Leek confit is one of those things that once you make it and use, you’ll want to have it around all the time. It takes very little effort, not a lot of time, and it gives back, and gives back, and gives back! I stir it into vegetables sauteing on the stove, warm it and scoop it onto crostini with dots of baked tomato and slivers of parmesan for unexpected company, and mix it with gruyere for yummy tartlets. The places you can use this are only limited by your imagination. Molly of Orangette wrote a wonderful article on Leek confit that you can read here. The method is so simple you’re not going to believe it. Here’s mine.

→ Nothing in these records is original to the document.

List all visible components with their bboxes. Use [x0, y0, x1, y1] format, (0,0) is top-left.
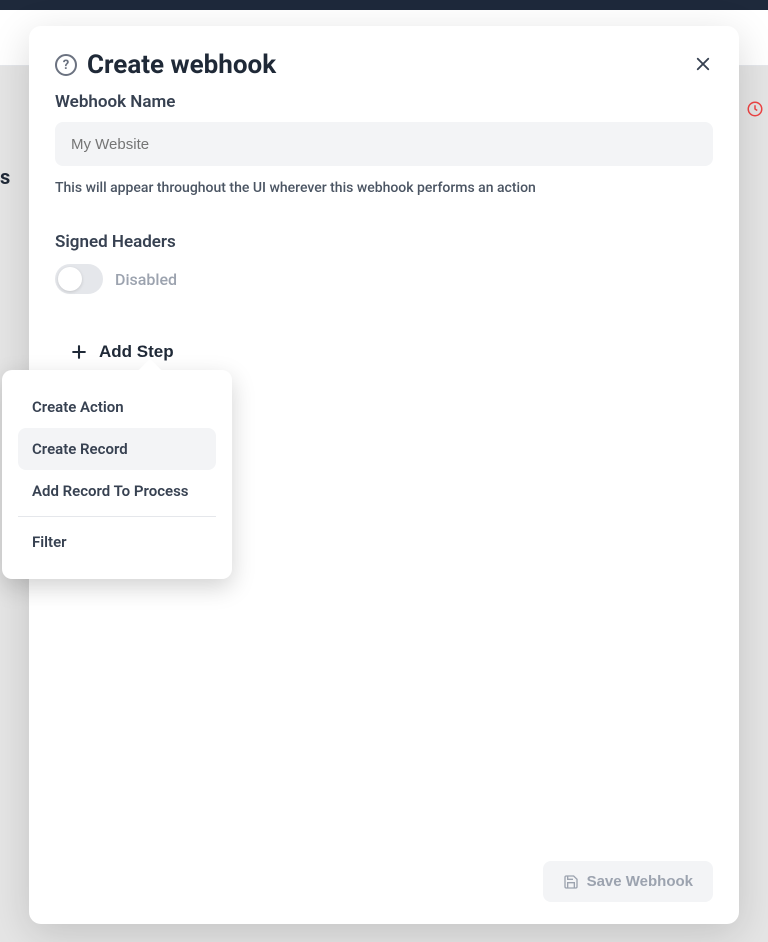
webhook-name-label: Webhook Name: [55, 92, 713, 112]
dropdown-divider: [18, 516, 216, 517]
dropdown-item-create-action[interactable]: Create Action: [18, 386, 216, 428]
modal-title: Create webhook: [87, 50, 276, 80]
dropdown-item-create-record[interactable]: Create Record: [18, 428, 216, 470]
toggle-status-text: Disabled: [115, 270, 177, 289]
add-step-button[interactable]: Add Step: [69, 342, 174, 362]
add-step-dropdown: Create Action Create Record Add Record T…: [2, 370, 232, 579]
signed-headers-toggle[interactable]: [55, 264, 103, 294]
close-button[interactable]: [689, 50, 717, 78]
webhook-name-helper: This will appear throughout the UI where…: [55, 180, 713, 196]
plus-icon: [69, 342, 89, 362]
webhook-name-input[interactable]: [55, 122, 713, 166]
dropdown-item-add-record-to-process[interactable]: Add Record To Process: [18, 470, 216, 512]
signed-headers-toggle-row: Disabled: [55, 264, 713, 294]
modal-header: ? Create webhook: [29, 26, 739, 92]
save-icon: [563, 874, 579, 890]
signed-headers-label: Signed Headers: [55, 232, 713, 252]
dropdown-item-filter[interactable]: Filter: [18, 521, 216, 563]
modal-overlay: ? Create webhook Webhook Name This will …: [0, 0, 768, 942]
help-icon[interactable]: ?: [55, 54, 77, 76]
save-webhook-button[interactable]: Save Webhook: [543, 861, 713, 902]
close-icon: [694, 55, 712, 73]
modal-footer: Save Webhook: [29, 841, 739, 924]
add-step-label: Add Step: [99, 342, 174, 362]
create-webhook-modal: ? Create webhook Webhook Name This will …: [29, 26, 739, 924]
save-button-label: Save Webhook: [587, 873, 693, 890]
toggle-knob: [58, 267, 82, 291]
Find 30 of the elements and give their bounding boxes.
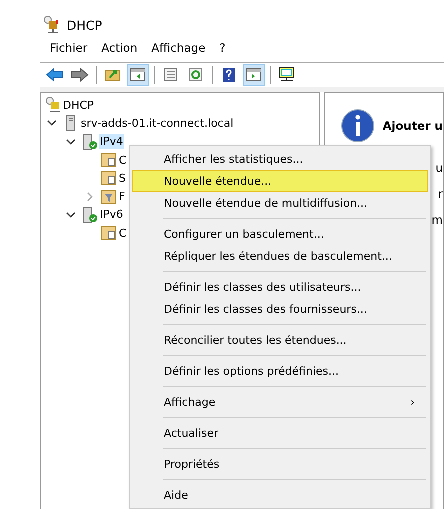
description-text: m: [432, 213, 443, 227]
tree-item[interactable]: IPv6: [99, 207, 124, 222]
menu-item[interactable]: ?: [220, 41, 226, 56]
description-text: u: [436, 161, 443, 175]
menu-item[interactable]: Affichage ›: [132, 391, 428, 413]
menu-item[interactable]: Affichage: [152, 41, 206, 56]
menu-item[interactable]: Configurer un basculement...: [132, 223, 428, 245]
menu-item[interactable]: Action: [102, 41, 138, 56]
tree-item[interactable]: S: [118, 170, 127, 186]
menu-item[interactable]: Répliquer les étendues de basculement...: [132, 245, 428, 267]
menu-item[interactable]: Actualiser: [132, 422, 428, 444]
menu-item[interactable]: Propriétés: [132, 453, 428, 475]
panel-heading: Ajouter u: [382, 119, 443, 133]
tree-item[interactable]: DHCP: [62, 98, 96, 113]
tree-item[interactable]: C: [118, 152, 128, 168]
menu-item[interactable]: Nouvelle étendue...: [132, 170, 428, 192]
tree-item[interactable]: srv-adds-01.it-connect.local: [80, 116, 235, 131]
menu-item[interactable]: Fichier: [50, 41, 88, 56]
description-text: r: [438, 187, 443, 201]
menu-item[interactable]: Définir les classes des utilisateurs...: [132, 276, 428, 298]
tree-item[interactable]: IPv4: [99, 134, 124, 150]
menu-item[interactable]: Réconcilier toutes les étendues...: [132, 329, 428, 351]
menu-item[interactable]: Aide: [132, 484, 428, 506]
tree-item[interactable]: F: [118, 189, 126, 204]
menu-item[interactable]: Définir les options prédéfinies...: [132, 360, 428, 382]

1/4 cup (1/2 stick) unsalted butter
2 tbsp. olive oil
4 large leeks (white and pale green part only)
1/4 cup water
1/2 tsp. salt
1/2 tsp. white pepper
First, halve your leeks lengthwise and cut them into 1/4-inch slices. You should have about 5 cups. Fill a large bowl with cold water and send the leeks in for a swim. Gently swish them around and let them soak for about 30 minutes. All the grit caught between the leaves will sink to the bottom and you’ll be left with clean, shiny leek pieces.
Carefully scoop them out onto a kitchen towel or paper and blot lightly. Melt the butter and oil in a large skillet. Add the leeks and salt and pepper. Stir to coat the leeks with the butter and oil and cook on medium heat until they wilt down, about 10 minutes. Add the water and cover for 10 minutes. Uncover and let the water cook out and continue to cook and stir occasionally until the leeks are soft and silky.
Taste a couple, checking for seasoning and add more salt and pepper to your taste. Remove to a storage container and you’re all set!
You can keep these in the refrigerator for up to 1-1/2 weeks, but I’ve never had them last that long. Enjoy!